討論では、コーディネーターとして常々思っているその場の討論の成熟を期待しないでほしい旨、そして各自が考える種や卵を持ち帰ってほしい旨を最初に話した。蛇足ではあったと思うが、前述の長神さんを見ているとつくづくそう思うのだ。ときおり「討論は煮詰まらなかった」的なコメントを見かけるが、それは単にその人が思考の種を持ち帰る努力、あるいは持ち帰った種を自分の中で育む努力を怠っただけだと思う。

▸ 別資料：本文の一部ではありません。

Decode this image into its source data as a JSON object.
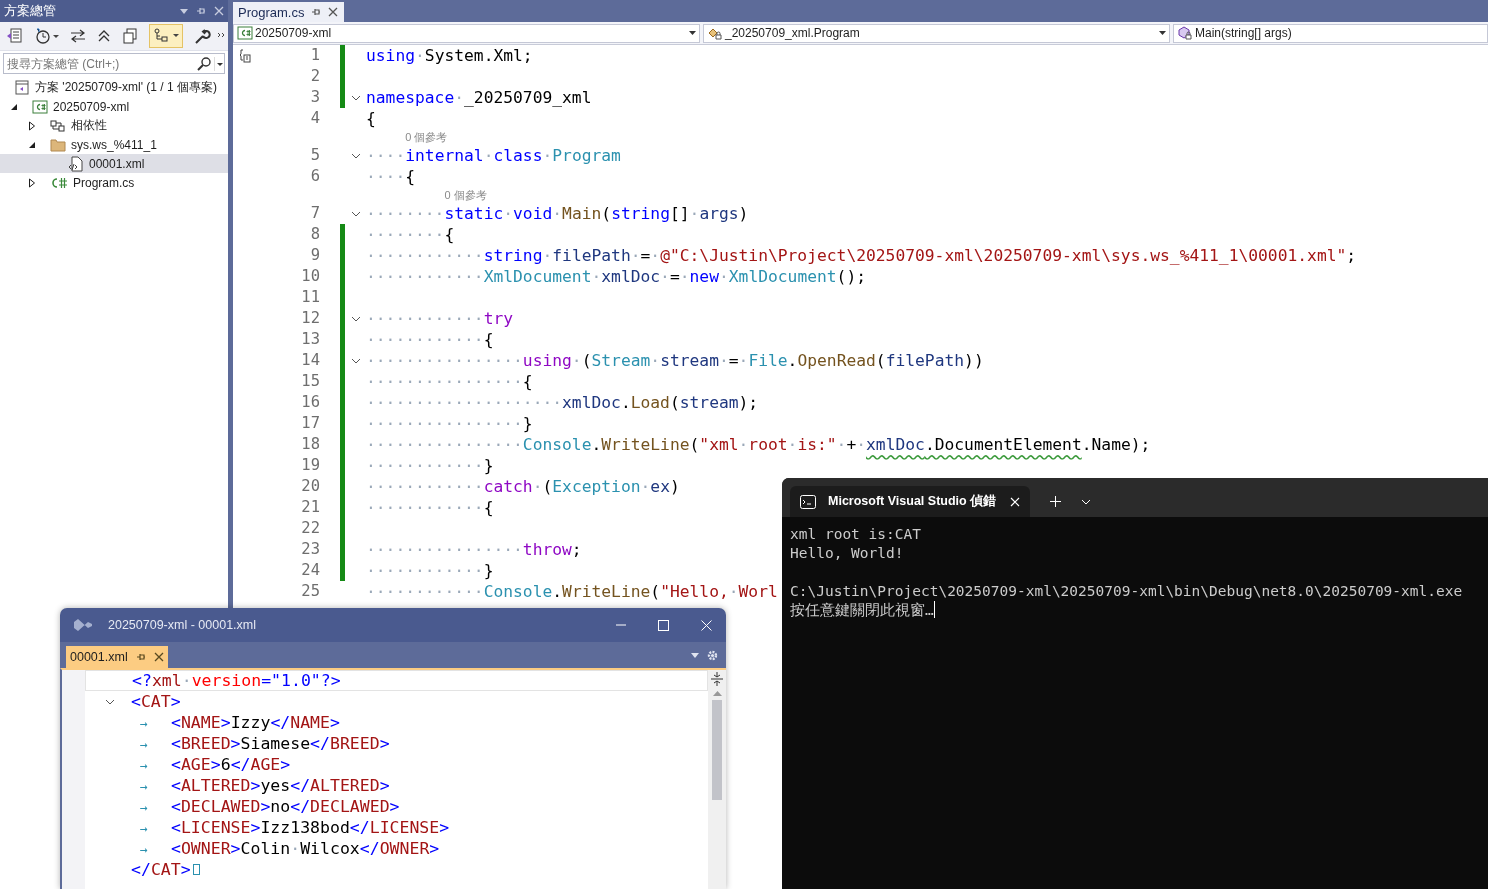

討論の全体的な印象だが、自分としては図らずして、いやこの顔ぶれであれば当然の帰結かもしれないが、長尾さんが語った「多くの人の知を借りる」こと、あえて言ってしまえば「集合知」について一定の合意というか、大きくは同じ方向性の意見になったことが興味深い。もちろん、討論で出た意見はこれに限られるものではないが、いまの自分にとってはこの話題が最も触発の大きいものだった。直近では、

2009-11-10(Tue):
図書館総合展フォーラム「財政危機をチャンスに変える思考と戦略−低成長時代の図書館サービス指導理念」
(於・神奈川県/パシフィコ横浜
http://d.hatena.ne.jp/sogoten/20090930/p17

で、「オープン志向による図書館サービス改革−金太郎飴を超えて」という話をするので、それまでに自分が持ち帰ったこの種・卵を育てたいと思う。

さて、例によって、多くのサポーターの方々に助けられた。彼ら・彼女らの助けがあってこそ、休みの谷間の月曜日にも関わらず100名もの参加者を得られたことは間違いない。心から感謝したい。

そして、長神さんも書いているが、ARGフォーラムに続き司会を務めてくださった内田麻理香さんに心からお礼を申し上げたい。長神・岡本という困った男子2人が好き勝手にやるのを常に温かく受け止めてくださっている。

・カソウケン(内田麻理香さん)
http://www.kasoken.com/

しかし、この3人。年齢は一つ違うだけで、私が一浪しているので大学在学期間も一緒。もちろん、当時はお互いの存在は知らなかったわけだが、10数年の時を経て、いまこうやってツナガル縁が楽しい。